Further, HSI shall not be liable to Customer for any damages, including but not limited to, damages resulting from viruses, acts of god, including, electrical surges or spikes, defective software, software installed by any person or firm, failures caused by Customer’s employees, agents, invitees, defective equipment or other faults or failures, including, but not limited to, loss of data, man hours, equipment failure or other special, incidental and/or consequential damages arising through fault or failure. Any repairs for said damages shall be chargeable to Customer.
HSI and Customer each agree that they will not directly or indirectly encourage any employee of the other company to leave his or her employment with the other company. Further, HSI and Customer both agree that they will not hire or cause to be hired or employed, or establish a business with, any person who was employed by the other company during the two (2) year period prior to the termination of this Agreement. The clauses in this paragraph will remain in effect for two (2) years following termination of this Agreement.
If any action at law or in equity is necessary to enforce the terms of this Agreement, the prevailing party shall be entitled to 15% of the amount due as attorney’s fees, plus costs and expenses in addition to any other relief to which such prevailing party may be entitled.
Customer hereby acknowledges receipt of a true and correct copy of this writing and that this Agreement shall be construed in accordance with the laws of the State of Texas. The parties hereby consent to the jurisdiction of the State Court of Harris County for enforcement of this Agreement.
If any provision of this Agreement is held invalid or otherwise unenforceable, the enforceability of the remaining provisions shall not be impaired thereby.
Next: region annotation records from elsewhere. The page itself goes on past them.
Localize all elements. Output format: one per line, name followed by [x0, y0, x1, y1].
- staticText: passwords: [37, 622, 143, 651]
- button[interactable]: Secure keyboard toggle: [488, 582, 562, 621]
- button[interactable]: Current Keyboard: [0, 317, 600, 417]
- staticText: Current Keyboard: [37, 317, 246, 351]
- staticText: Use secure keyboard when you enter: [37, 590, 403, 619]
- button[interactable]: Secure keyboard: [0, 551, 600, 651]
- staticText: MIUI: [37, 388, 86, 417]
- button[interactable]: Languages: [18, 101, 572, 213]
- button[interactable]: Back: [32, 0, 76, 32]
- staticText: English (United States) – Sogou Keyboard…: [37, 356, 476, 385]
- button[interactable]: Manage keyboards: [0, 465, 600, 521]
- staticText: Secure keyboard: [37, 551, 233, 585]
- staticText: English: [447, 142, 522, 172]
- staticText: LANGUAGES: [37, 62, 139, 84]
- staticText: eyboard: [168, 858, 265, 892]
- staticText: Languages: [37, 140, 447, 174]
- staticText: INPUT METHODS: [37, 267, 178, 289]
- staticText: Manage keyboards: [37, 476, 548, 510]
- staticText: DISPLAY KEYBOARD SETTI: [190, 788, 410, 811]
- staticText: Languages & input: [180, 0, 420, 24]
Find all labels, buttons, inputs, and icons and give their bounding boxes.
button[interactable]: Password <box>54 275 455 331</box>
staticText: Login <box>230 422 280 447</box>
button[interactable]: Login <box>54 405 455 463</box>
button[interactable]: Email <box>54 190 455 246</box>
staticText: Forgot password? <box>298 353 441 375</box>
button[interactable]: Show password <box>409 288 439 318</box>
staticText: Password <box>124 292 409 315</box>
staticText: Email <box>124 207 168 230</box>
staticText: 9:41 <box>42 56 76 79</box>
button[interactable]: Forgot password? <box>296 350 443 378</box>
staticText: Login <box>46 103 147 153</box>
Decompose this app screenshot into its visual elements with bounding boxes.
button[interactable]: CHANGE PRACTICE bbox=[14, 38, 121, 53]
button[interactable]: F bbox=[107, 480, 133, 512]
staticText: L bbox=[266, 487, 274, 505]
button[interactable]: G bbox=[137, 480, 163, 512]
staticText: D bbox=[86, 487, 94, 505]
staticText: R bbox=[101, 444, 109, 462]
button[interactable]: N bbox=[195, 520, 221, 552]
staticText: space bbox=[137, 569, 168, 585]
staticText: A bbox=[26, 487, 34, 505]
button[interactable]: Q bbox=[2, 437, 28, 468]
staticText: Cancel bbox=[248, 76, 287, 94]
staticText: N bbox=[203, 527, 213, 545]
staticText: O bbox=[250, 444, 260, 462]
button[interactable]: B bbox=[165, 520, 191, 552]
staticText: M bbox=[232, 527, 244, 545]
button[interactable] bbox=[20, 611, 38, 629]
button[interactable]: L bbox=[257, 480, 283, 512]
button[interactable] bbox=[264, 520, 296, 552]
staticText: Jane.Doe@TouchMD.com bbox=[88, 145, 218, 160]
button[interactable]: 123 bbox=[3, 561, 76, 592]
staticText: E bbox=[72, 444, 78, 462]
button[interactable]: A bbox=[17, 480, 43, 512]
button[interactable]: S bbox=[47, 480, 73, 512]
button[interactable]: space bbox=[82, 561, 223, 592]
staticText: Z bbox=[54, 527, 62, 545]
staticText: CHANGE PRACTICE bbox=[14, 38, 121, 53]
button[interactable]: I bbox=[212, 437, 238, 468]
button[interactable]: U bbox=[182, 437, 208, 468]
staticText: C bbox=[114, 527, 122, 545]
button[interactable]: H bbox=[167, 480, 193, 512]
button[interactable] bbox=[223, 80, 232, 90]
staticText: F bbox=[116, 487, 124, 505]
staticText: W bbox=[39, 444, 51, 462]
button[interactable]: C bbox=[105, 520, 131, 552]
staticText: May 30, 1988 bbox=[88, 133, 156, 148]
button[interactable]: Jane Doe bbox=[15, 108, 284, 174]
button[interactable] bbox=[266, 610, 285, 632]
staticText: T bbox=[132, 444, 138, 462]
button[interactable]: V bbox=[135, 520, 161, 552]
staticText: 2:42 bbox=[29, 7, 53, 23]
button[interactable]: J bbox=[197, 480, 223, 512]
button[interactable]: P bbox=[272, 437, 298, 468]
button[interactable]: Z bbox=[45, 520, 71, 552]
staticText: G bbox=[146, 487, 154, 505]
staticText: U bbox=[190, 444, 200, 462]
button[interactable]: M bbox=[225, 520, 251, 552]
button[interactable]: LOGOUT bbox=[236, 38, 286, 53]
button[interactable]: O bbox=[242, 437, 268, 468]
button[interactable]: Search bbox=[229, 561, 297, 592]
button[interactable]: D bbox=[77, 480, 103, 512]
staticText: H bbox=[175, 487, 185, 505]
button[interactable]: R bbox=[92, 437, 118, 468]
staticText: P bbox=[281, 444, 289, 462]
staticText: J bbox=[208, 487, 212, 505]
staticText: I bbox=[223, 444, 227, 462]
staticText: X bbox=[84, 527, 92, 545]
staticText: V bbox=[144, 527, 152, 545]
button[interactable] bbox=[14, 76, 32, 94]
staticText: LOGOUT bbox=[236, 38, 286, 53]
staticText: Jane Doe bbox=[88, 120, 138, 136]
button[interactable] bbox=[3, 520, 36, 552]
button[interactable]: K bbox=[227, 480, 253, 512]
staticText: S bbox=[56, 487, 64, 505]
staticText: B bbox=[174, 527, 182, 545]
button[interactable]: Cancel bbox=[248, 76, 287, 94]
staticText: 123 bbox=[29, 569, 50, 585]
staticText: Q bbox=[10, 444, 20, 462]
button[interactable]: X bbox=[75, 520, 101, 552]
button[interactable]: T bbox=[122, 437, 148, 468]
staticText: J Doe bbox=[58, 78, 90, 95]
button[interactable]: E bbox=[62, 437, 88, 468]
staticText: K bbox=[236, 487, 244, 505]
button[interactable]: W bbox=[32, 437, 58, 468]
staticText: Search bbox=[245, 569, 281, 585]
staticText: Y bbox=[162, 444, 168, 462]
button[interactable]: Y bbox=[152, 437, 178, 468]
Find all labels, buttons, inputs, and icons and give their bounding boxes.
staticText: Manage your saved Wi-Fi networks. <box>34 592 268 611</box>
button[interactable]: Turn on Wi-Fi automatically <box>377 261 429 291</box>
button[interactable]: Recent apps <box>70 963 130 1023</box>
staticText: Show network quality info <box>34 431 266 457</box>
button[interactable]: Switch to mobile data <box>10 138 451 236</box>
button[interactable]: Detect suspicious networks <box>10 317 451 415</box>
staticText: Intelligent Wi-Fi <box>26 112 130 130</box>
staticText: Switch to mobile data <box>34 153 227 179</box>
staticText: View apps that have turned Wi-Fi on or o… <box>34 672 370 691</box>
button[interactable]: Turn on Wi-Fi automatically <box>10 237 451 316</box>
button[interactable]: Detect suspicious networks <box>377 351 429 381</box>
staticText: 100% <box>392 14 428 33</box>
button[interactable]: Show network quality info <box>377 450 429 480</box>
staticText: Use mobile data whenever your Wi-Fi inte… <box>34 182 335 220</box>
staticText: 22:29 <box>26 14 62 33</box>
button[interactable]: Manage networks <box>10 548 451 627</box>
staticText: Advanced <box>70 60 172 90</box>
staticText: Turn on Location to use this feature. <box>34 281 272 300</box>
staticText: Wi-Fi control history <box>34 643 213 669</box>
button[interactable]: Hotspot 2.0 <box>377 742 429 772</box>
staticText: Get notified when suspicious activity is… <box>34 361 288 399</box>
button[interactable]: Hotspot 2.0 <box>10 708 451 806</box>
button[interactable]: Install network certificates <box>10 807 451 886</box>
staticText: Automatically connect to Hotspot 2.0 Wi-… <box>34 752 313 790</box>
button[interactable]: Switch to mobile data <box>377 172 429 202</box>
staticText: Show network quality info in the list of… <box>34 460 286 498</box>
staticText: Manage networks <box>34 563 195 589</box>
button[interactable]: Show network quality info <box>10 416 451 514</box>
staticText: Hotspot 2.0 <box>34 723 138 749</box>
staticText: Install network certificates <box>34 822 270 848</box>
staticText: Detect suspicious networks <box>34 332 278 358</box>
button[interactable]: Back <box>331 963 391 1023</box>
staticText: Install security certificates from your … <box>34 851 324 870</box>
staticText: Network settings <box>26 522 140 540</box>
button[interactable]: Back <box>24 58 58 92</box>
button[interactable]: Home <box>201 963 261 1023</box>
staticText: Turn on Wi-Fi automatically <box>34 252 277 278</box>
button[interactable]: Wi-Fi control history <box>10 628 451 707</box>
This Agreement contains the sole and entire agreement between the parties with respect to the subject matter contained herein and supersedes all prior discussions and agreements between the parties with respect to the subject matter of this Agreement. No alteration or modification of this Agreement shall be binding unless agreed to in writing by the parties. This Agreement shall be binding on and inure to the benefit of the heirs, successors, administrators, executors and assigns of the parties hereto.
The parties executing this Agreement on behalf of the parties represents that he/she is authorized to and has the capacity to execute this Agreement on behalf of the respective parties.